Darío Villanueva alerta que la corrección política constituye una censura perversa para la que no estábamos preparados “pues no la ejerce el Estado, el Gobierno, el Partido o la Iglesia, sino fragmentos difusos de lo que denominamos sociedad civil”. Esta corrección política -continúa el teórico y crítico literario-, “dinamita el ideal filosófico que la enseñanza universitaria debería alentar: ‘el regir nuestras conductas no exclusivamente por los sentimientos, los prejuicios o las pasiones, sino por la racionalidad, atributo privativo de nuestra especie’.”
Dado que la medida de la moral se ha vuelto tan gelatinosa, todos tenemos un chance de ser buenos (aun si somos de los que le metemos un chutazo en la cara al primero que se nos antoja). El afortunado violento de estos días es de raza negra, por eso no hubo manifestaciones callejeras denunciando la violación de derecho humano alguno. (Aparentemente las vidas negras importan solo si quienes las amenazan son de raza blanca).

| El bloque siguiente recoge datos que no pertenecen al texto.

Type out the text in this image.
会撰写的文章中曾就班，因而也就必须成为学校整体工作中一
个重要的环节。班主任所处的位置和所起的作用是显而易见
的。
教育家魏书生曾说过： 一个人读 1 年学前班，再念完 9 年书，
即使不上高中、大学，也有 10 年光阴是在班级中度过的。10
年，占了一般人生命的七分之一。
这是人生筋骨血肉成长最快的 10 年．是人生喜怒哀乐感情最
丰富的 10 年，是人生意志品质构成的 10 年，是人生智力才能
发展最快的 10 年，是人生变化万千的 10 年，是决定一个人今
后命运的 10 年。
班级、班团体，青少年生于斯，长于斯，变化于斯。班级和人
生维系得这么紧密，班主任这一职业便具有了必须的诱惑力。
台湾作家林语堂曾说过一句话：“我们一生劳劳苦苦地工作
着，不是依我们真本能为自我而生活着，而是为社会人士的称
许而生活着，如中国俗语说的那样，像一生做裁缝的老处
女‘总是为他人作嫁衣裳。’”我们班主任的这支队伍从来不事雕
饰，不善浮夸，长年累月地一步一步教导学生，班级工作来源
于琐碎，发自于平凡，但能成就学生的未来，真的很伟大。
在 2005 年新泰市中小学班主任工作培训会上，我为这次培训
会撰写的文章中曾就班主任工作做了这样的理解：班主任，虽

Aunque en los hechos, como mencionaba Erick Fajardo en su reciente columna, el bofetón supuso un revés para el movimiento negro y una reafirmación de ciertos preconceptos culturales que ahora traerán a Will Smith “a la galería de mitos oscuros de la media como O.J. Simpson, Bill Cosby, Michael Jackson y Tiger Woods, que configuran el encuadre de prejuicios construidos sobre el negro americano cual inadecuado, propenso a la violencia”. Alguna que otra mujer pudo incluso recordar a algún novio violento, de esos que (¿como Will?) buscan pelea con otros hombres usándolas como excusa.
A los pocos segundos del sopapo, Denzel Washington se acercó a Will Smith para susurrarle: “Ten cuidado, en tu momento más alto, allí es cuando el diablo viene por ti”. Pero para entonces Smith ya estaba poseído. Parecía el Demonio de Tasmania. El de los Looney Tunes, de temperamento volátil y poca paciencia. Solo que Will no es un dibujo animado. Y verlo girar como un furioso tornado, como lo hace “Taz”, fue menos gracioso que cualquier chiste sobre la trillada calvicie.